L’art renouvelé du mélodrame

On change de dimension après l’entr’acte avec Olga Pashchenko, qui fait sonner admirablement le Streicher dans une série de pages de Fanny et Felix Mendelssohn. Virtuoses, mélancoliques ou simplement élégantes, ces pièces sont interrompues par deux mélodrames dits par Jed Wentz et accompagnés par la même Olga Pashchenko. Le mélodrame, comme son nom l’indique, est un genre qui convoque non pas un chanteur mais un comédien, lequel déclame un texte poétique ou dramatique sur une trame musicale jouée au piano. Schumann, Liszt, mais aussi le méconnu Carl Loewe (1796-1869), dont le cœur est conservé au sein d’une urne dans la cathédrale de Stettin (aujourd’hui Szczecin en Pologne) ont pratiqué le genre, que Daniel Mesguich et Cyril Huvé ont beaucoup illustré. Mais Jed Wentz a choisi d’aller plus loin et d’étudier la diction et la gestique des comédiens du XIXe siècle, un peu à la manière de Benjamin Lazar s’efforçant de retrouver tous les éléments de la pratique théâtrales du XVIIe siècle. N’oublions pas en effet qu’Harriet Smithson et Garrick, lorsqu’ils vinrent jouer Shakespeare en anglais à Paris en 1827, impressionnèrent aussi par leur art de la pantomime.

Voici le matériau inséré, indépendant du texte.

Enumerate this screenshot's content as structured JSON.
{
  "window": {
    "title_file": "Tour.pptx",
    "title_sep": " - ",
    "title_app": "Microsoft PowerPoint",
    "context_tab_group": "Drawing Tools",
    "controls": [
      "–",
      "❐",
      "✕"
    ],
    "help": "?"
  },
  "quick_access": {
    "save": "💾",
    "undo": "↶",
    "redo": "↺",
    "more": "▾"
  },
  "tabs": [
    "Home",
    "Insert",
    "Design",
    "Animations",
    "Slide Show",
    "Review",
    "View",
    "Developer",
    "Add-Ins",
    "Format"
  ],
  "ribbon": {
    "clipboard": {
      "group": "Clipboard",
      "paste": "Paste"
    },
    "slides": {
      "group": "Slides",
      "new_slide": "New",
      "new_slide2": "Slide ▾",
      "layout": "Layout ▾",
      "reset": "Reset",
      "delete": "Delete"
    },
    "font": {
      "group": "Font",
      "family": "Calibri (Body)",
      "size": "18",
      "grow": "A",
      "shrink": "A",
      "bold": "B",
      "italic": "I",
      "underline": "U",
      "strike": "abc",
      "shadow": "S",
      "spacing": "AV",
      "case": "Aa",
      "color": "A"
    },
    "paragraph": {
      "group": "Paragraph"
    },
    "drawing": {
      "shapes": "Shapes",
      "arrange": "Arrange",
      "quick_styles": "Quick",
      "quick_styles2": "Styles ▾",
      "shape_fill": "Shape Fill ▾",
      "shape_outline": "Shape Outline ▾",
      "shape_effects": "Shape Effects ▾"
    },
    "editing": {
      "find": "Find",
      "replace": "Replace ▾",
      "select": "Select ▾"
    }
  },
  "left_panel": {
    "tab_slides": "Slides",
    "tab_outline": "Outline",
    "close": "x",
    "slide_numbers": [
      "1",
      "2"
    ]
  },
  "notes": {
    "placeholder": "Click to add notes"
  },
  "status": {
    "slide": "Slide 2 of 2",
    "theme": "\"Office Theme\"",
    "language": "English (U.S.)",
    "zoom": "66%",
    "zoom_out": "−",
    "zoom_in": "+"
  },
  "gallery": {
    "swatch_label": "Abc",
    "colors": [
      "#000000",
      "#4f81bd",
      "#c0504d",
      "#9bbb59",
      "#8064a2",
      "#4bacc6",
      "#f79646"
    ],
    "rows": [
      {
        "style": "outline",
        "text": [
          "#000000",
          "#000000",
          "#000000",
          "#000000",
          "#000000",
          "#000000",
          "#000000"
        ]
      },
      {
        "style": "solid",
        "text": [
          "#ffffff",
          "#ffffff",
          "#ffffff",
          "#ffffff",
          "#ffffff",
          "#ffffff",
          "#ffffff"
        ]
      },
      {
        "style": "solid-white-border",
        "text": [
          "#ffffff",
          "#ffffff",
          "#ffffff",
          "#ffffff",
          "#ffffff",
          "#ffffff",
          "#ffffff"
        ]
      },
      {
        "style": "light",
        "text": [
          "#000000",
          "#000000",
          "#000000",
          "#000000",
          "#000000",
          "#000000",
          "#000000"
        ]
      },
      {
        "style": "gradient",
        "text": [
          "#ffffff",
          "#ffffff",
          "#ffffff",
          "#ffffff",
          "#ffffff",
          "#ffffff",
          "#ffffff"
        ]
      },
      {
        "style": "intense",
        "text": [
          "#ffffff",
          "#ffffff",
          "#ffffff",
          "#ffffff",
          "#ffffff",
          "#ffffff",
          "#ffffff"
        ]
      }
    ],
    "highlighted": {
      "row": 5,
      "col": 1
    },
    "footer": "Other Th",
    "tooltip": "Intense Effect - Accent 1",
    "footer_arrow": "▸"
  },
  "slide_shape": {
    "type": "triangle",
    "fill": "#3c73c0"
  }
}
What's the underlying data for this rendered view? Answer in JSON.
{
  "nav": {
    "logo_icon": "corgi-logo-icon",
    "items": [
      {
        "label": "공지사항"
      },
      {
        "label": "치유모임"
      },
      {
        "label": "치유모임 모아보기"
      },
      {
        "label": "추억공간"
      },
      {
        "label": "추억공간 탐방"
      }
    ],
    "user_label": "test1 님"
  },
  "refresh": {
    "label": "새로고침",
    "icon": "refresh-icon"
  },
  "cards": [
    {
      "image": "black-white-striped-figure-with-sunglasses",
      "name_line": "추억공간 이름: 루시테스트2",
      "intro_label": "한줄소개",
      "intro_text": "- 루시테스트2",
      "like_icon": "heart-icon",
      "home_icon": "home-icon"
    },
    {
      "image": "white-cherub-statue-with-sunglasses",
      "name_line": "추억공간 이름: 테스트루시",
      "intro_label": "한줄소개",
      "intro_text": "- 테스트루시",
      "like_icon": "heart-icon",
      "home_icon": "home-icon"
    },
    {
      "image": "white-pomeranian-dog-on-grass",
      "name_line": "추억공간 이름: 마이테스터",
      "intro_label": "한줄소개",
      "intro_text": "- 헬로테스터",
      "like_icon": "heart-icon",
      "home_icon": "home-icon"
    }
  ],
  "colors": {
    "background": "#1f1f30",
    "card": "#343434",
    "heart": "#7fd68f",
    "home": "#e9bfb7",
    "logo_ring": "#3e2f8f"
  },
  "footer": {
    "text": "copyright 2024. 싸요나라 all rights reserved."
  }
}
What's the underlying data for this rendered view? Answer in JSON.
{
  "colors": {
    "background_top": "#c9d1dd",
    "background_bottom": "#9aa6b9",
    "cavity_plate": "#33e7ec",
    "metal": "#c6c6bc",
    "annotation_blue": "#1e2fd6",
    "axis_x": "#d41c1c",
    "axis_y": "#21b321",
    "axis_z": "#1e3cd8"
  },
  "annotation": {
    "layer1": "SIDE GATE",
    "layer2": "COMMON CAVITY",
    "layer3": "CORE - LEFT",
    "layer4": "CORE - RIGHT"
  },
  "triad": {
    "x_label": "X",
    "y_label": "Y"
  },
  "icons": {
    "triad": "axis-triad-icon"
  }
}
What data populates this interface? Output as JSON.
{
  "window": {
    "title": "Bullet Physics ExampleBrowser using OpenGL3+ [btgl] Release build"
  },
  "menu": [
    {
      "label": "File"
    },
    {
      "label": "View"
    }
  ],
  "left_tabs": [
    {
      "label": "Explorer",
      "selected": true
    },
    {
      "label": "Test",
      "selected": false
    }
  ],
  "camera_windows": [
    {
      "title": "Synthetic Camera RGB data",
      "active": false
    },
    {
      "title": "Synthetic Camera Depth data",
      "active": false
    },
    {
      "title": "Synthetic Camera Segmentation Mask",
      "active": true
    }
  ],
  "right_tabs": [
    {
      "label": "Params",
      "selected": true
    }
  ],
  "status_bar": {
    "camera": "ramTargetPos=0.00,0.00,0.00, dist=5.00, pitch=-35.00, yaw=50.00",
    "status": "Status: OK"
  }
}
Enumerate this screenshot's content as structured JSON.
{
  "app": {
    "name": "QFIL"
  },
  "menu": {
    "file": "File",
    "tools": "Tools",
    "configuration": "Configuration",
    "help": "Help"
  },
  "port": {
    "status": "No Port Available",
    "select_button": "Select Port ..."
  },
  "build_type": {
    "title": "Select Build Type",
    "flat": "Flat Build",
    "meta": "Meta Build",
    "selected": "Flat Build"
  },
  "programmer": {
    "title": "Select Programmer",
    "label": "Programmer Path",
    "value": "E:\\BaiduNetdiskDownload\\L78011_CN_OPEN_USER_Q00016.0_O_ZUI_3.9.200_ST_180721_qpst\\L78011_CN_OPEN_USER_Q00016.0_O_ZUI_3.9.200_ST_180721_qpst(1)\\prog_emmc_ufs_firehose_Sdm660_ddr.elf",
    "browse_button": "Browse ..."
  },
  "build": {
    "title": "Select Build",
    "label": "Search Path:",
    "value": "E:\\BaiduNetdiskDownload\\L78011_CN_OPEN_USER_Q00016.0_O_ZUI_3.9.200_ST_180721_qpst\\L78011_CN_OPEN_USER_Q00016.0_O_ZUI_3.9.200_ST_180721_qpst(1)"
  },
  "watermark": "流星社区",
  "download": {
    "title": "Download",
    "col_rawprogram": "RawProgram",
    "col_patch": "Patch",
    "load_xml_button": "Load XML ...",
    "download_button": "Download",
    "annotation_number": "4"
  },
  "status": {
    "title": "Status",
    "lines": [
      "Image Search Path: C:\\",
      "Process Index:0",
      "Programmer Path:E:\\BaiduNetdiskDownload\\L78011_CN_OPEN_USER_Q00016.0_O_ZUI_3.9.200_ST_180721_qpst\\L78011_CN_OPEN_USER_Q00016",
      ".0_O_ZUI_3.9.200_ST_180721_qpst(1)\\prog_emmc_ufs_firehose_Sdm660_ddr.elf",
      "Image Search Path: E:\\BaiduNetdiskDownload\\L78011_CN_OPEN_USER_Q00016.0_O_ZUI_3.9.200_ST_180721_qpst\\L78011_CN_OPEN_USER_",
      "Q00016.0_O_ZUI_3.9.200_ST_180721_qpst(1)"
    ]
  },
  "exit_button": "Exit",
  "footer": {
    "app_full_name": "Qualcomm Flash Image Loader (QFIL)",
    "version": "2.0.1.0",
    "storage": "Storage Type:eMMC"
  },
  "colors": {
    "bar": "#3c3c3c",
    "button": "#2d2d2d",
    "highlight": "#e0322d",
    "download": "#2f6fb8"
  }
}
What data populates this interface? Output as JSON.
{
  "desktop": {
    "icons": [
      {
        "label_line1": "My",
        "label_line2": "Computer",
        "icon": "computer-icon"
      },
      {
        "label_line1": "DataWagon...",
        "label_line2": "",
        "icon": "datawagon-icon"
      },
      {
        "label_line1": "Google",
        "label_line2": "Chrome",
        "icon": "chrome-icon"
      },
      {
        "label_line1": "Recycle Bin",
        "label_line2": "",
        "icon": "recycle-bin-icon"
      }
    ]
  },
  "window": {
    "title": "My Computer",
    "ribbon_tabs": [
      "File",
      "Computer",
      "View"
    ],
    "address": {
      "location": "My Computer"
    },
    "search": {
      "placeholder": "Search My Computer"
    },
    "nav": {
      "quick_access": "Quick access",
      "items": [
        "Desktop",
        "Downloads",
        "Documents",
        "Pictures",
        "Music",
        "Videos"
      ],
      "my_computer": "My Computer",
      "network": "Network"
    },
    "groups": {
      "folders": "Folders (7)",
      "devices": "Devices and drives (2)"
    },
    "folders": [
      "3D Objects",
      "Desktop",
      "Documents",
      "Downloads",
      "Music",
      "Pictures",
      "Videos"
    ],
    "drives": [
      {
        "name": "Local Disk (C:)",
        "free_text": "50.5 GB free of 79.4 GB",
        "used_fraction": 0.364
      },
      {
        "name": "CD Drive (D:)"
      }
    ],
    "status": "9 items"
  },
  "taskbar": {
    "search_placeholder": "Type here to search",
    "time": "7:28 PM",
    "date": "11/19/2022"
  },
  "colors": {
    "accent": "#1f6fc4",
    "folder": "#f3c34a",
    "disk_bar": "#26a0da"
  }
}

Avec sa barbe argentée et sa culotte de velours, Jed Wentz a fière allure. Flûtiste et chef d’orchestre, il s’est lancé dans la recherche de la gestique théâtrale mais, précision importante, est né aux États-Unis (la soirée avait d’ailleurs commencé par une brève conférence donnée en anglais par Clive Brown, spécialiste de Spohr, sur l’art du portamento, du vibrato et de l’accord arpégé). C’est pourquoi il nous livre une Schön Hedwig de Schumann en anglais avant d’interpréter, cette fois en français, Lenore de Liszt, sur la célèbre ballade de Burger (« Les morts vont vite ! ») traduite en alexandrins rimés par Alexandre Picot. C’est là sans doute la partie la plus étonnante de la soirée : Jed Wentz joue de son corps, de ses yeux, de ses gestes, bien sûr de sa voix. Il fait des crescendos, imite le bruit de la cloche, ressuscite un jeu théâtral d’une grande richesse d’accents et d’intentions. Comme une pièce de Racine dite avec l’accent qu’on imagine être celui du Grand Siècle, la démarche est dépaysante ; mais si on s’abandonne à l’art du comédien, l’effet est saisissant. Par ailleurs, le fait d’entendre avec un accent d’outre-Atlantique, mais avec une diction fort travaillée, un pareil mélodrame, ajoute au dépaysement. Une scène romantique ne peut qu’être une scène de l’imprévu.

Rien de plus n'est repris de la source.